Em 1972, os trabalhadores empreenderam uma luta por salários mais elevados. As mulheres recebiam apenas 75 paise (3/4 de uma rupia) por um dia inteiro de trabalho. Em locais como Pariwardha, as mulheres eram arrastadas para a luta contra os fura-greves. Na aldeia de Mod, participaram em marchas por exigências salariais. Mais tarde, as mulheres disseram:
“Não acreditávamos que nós, mulheres, pudéssemos gritar palavras de ordem sobre nossas exigências, os nossos salários, a nossa opressão. Nunca pensamos que pudéssemos fazer isso. Diziam-nos que o nosso lugar era em casa”.
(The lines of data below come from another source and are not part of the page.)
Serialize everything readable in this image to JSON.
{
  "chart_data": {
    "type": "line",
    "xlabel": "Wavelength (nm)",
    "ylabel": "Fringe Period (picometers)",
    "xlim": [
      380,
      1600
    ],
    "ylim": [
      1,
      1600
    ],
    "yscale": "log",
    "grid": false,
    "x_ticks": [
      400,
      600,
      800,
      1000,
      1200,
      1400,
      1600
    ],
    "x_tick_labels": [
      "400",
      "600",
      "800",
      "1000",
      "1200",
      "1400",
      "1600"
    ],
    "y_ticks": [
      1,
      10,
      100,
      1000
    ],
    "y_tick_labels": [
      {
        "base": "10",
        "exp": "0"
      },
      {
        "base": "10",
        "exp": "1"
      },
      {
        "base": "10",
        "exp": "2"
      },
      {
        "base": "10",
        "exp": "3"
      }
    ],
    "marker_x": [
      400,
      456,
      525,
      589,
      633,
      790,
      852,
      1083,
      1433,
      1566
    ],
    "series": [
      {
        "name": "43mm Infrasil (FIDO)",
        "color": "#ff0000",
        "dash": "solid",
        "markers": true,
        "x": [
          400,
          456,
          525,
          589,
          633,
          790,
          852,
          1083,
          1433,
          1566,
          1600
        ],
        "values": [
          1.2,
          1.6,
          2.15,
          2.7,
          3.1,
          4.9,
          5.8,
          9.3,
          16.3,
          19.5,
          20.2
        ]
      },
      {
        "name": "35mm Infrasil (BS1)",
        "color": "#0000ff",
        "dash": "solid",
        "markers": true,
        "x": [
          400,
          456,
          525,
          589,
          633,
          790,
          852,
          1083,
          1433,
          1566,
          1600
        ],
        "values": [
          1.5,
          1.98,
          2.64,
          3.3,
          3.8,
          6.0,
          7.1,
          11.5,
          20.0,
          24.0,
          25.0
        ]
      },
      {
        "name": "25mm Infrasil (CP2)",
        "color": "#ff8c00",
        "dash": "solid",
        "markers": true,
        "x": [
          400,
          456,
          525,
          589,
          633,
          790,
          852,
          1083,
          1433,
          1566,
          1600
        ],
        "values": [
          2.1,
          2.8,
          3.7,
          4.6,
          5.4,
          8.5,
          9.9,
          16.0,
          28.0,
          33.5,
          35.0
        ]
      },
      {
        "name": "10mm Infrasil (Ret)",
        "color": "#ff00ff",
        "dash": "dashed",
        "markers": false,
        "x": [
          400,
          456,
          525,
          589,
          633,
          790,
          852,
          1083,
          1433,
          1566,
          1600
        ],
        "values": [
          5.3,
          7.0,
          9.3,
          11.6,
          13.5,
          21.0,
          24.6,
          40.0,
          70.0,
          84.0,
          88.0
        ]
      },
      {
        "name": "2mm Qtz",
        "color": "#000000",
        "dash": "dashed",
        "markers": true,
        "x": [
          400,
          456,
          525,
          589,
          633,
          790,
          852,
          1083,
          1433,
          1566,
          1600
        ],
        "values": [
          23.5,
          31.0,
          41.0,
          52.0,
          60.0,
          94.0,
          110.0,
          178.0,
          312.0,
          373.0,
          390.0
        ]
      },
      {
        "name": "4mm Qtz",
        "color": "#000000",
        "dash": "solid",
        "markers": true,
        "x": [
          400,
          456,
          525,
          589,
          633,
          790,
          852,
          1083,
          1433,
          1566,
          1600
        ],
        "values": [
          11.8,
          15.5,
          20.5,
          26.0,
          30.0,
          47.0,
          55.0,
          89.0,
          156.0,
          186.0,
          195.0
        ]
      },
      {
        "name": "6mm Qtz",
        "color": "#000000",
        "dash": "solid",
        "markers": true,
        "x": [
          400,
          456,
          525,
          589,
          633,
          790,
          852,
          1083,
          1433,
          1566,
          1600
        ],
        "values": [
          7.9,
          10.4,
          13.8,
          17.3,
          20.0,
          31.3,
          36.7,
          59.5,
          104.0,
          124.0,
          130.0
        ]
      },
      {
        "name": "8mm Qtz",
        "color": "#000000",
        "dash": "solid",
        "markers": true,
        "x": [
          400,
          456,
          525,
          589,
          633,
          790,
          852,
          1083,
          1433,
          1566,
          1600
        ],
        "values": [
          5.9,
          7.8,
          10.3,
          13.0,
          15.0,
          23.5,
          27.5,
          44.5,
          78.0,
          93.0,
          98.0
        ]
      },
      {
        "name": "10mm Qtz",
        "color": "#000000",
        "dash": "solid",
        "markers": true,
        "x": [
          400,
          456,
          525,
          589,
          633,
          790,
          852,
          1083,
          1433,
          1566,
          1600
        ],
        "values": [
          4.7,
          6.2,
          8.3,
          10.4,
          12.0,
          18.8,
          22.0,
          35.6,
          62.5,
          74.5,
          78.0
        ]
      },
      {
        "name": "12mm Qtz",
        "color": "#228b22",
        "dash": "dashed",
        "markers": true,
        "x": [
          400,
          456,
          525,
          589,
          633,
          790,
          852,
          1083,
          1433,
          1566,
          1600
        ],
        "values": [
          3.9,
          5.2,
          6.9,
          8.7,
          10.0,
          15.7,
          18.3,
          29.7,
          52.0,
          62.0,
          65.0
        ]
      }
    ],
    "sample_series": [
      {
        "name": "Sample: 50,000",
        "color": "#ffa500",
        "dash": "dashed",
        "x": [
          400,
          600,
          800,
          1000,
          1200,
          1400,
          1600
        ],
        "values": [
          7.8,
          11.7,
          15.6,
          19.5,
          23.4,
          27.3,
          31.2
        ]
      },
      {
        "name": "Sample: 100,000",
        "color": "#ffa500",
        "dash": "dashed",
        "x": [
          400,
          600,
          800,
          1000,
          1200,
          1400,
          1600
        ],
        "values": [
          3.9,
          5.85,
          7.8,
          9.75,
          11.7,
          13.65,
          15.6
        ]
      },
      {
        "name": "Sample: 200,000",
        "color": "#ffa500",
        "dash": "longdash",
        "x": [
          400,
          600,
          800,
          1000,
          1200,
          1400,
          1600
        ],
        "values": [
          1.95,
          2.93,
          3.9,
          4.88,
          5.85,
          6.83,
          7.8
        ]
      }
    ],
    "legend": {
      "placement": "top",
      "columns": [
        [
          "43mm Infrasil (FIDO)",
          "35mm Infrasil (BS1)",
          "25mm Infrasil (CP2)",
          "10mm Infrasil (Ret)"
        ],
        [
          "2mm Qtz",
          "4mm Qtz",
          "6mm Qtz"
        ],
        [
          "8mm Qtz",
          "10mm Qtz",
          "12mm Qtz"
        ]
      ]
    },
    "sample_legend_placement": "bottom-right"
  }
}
Em Pariwardha, as mulheres estavam na linha da frente para travar os dissidentes da greve. Mas elas eram vistas como meros apêndices. Quando chegava a hora de negociar, os homens diziam: “Nós vamos negociar os salários das mulheres. Elas não precisam vir”. As mulheres se ressentiam disso. As mulheres discutiram: “Nós iremos negociar os nossos salários. Nós participamos na luta e militamos também“. No entanto, a participação das mulheres permaneceu esporádica e isolada em alguns poucos cantos.
Durante a seca de 1973, as mulheres começaram a se tornar mais ativas e interessadas na luta. Mais ou menos ao mesmo tempo, o acampamento (shibar) de mulheres foi organizado pela Organização de Peões, após discussões com as mulheres ativas nas lutas. A resistência dos homens ao acampamento das mulheres foi ultrapassada após uma prolongada discussão com eles entre as mulheres.
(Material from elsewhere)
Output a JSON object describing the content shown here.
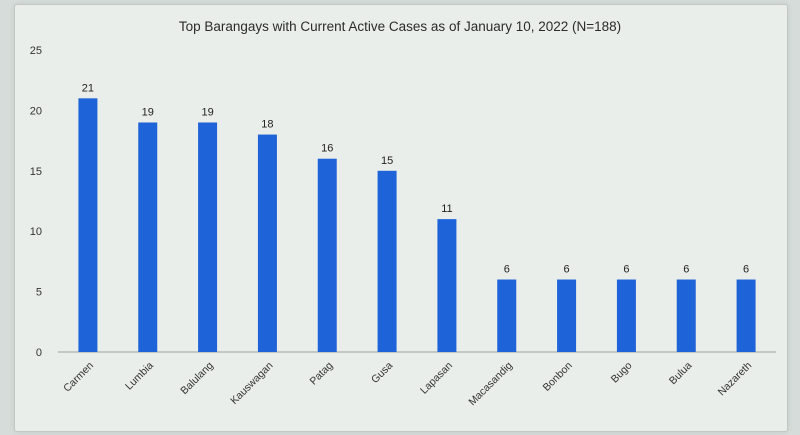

Violência contra as mulheres
No acampamento, as mulheres narraram suas próprias experiências íntimas. Aqui, em uma atmosfera não-opressiva, elas podiam discutir seus problemas reais. Elas narravam experiências de como os camponeses ricos e outros as tratavam como objetos sexuais. Elas se ressentiam disso. Elas decidiram lutar contra isso, individual e coletivamente.
Em seguida, discutiram a questão do alcolismo e a violência doméstica que daí resultava. Elas decidiram que isso também tinha de ser combatido coletivamente – por mais pessoal que parecesse. Mulheres que já participaram de lutas, seja por atrocidades ou por salários, tinham experimentado sua própria energia, sua capacidade e seu poder.
Elas não podiam conciliar sua resistência aos ricos, sua luta contra as violações, com a aceitação dócil de serem espancadas por maridos bêbados. As mulheres de Karankheda pediram às outras mulheres do acampamento que as ajudassem a começar sua luta contra a bebida alcoólica e a violência doméstica. O acampamento todo foi para Karankheda. Elas quebraram todos os recipientes de bebida. Ameaçaram os maridos com graves consequências se batessem em suas esposas.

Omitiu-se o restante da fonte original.